2017-01-13

Terry Smith. The Contemporary Condition. 2016


source: European Graduate School Video Lectures    2017年1月11日
http://www.egs.edu Terry Smith, Professor at The European Graduate School / EGS. Saas Fee, Switzerland. August 23 2016.
Terry Smith is an Australian art historian, critic, and theoretician. He is Andrew W. Mellon Professor of Contemporary Art and Theory in the Department of the History of Art and Architecture, University of Pittsburgh. His main research interests are contemporary art and its position in wider institutional and social contexts together with the examination of the notion of “contemporaneity” that enables him to provide an answer to the question: “what comes after modernism and postmodernism?”
Smith completed his undergraduate studies at the University of Melbourne (1967) and earned his MA at the University of Sydney (1976). The title of his MA thesis was American Abstract Expressionism: Ethical Attitudes and Moral Function. He obtained his doctoral degree in 1986, and his dissertation (full title: Making the Modern: Industry, Art and Design in America) was published in 1993 by the University of Chicago Press. In 2009, this book won the Georgia O’Keeff Museum Prize for the best book on Modern American Art published in the past 25 years. In 1976, Smith was appointed a lecturer at Power Institute of Fine Arts, University of Sydney and remained there until 2001. Presently, he serves as a board member of both the Andy Warhol Museum and the Carnegie Museum of Art in Pittsburgh.

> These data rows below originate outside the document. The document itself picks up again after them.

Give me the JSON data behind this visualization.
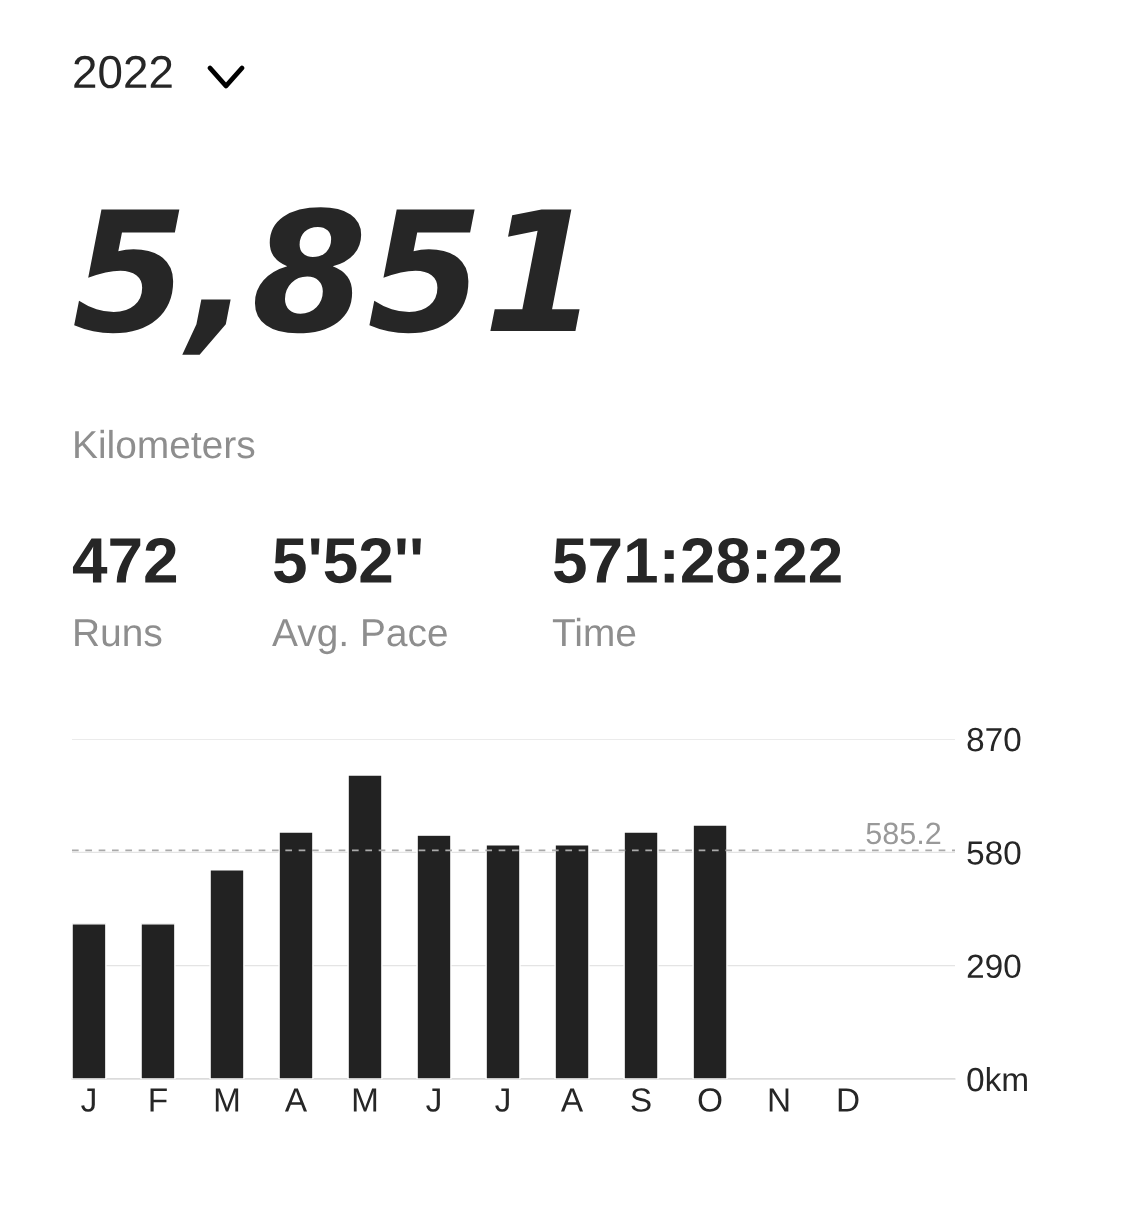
{
  "chart_data": {
    "type": "bar",
    "title": "2022",
    "annotations": [
      "5,851",
      "Kilometers",
      "472",
      "Runs",
      "5'52''",
      "Avg. Pace",
      "571:28:22",
      "Time"
    ],
    "categories": [
      "J",
      "F",
      "M",
      "A",
      "M",
      "J",
      "J",
      "A",
      "S",
      "O",
      "N",
      "D"
    ],
    "values": [
      397,
      397,
      535,
      632,
      778,
      624,
      599,
      599,
      632,
      650,
      null,
      null
    ],
    "color": "#222222",
    "ylim": [
      0,
      870
    ],
    "yticks": [
      {
        "value": 0,
        "label": "0km"
      },
      290,
      580,
      870
    ],
    "grid": "y",
    "ref_lines": [
      {
        "axis": "y",
        "value": 585.2,
        "label": "585.2",
        "color": "#aaaaaa",
        "line_style": "dashed"
      }
    ]
  }
}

In the 1960s and 1970s, Australia was on the margin of the art world and major international movements and Smith wanted both to introduce them and to make them relevant for the Australian audience. In 1970, he founded (together with Paul McGillick) a new journal of art criticism entitled Other Voices. The aim was “to offer an alternative platform for serious writing about the newest art.” The leading article in the first issue of this journal was Terry Smith’s “Color-Form Painting: Sydney 1965–1970.”
Smith did not want to write only scholarly articles, and he also wrote art criticism for The Nation Review and for The Australian, which was, at the time, owned by Rupert Murdoch. He was sacked by the owner of the newspaper after he published a supportive review of an artist who criticized Australian involvement in the Vietnam war and a series of increasingly political art columns. Smith drew the attention of the art world to himself when he published an essay “The Provincial Problem” (1974) in the international magazine Artforum. In this essay, he compares Jackson Pollock and an Australian artist Sydney Nolan, who is practically unknown outside Australia. He argues that art can be understood as “the question of consequence, a battle for appropriate acknowledgment, which a provincial artist will always lose unless you revise the history and entire narrative.”
During his career, Smith has written extensively about Australian art. His most important contributions in this area include chapters on the modern and the postmodern in Australian Painting 1788-2000 (2001) and Transformations in Australian Art, vol. 1, The Nineteenth Century: Landscape, Colony and Nation; vol. 2. The Twentieth Century: Modernism and Aboriginality (2002).
Another preoccupation in the work of Terry Smith is the notion of “contemporaneity” together with the status of art in our society. In What Is Contemporary Art? (2009), Smith argues that three forms of contemporary art currently exist: 1. art reflecting the after-effects of modernism, which can be classified either as a return to mainstream modernism (Richard Serra and Gerhard Richter) or as something that Smith describes as retro-sensationalism (Damien Hirst and Takashi Murakami); 2. the art of the transnational turn: since Euro-centric or EuroAmerican-centric are no longer dominant, various influences from around the world create a movement within contemporary art that is characterized by its lack of homogeneity; 3. the art of a younger generation that investigates mediation and the possibility of ethics “through small scale and participatory art making.” Other important works of Terry Smith that explore features, significance, and the position of art in the contemporary world are Contemporary Art: World Currents (2011), a wide-ranging textbook, and two books on curating. In Thinking Contemporary Curating (2012), Smith attempts to explore what is distinctive about curatorial thought. Talking Contemporary Curating (2015), takes this further, through conversations with leading international curators, art historians, and theorists, including Zdenka Badovinac, Claire Bishop, Zoe Butt, Germano Celant, Carolyn Christov-Bakargiev, Okwui Enwezor, Boris Groys, Jens Hoffmann, Mami Kataoka, Maria Lind, Hans Ulrich Obrist, and Mari Carmen Ramírez.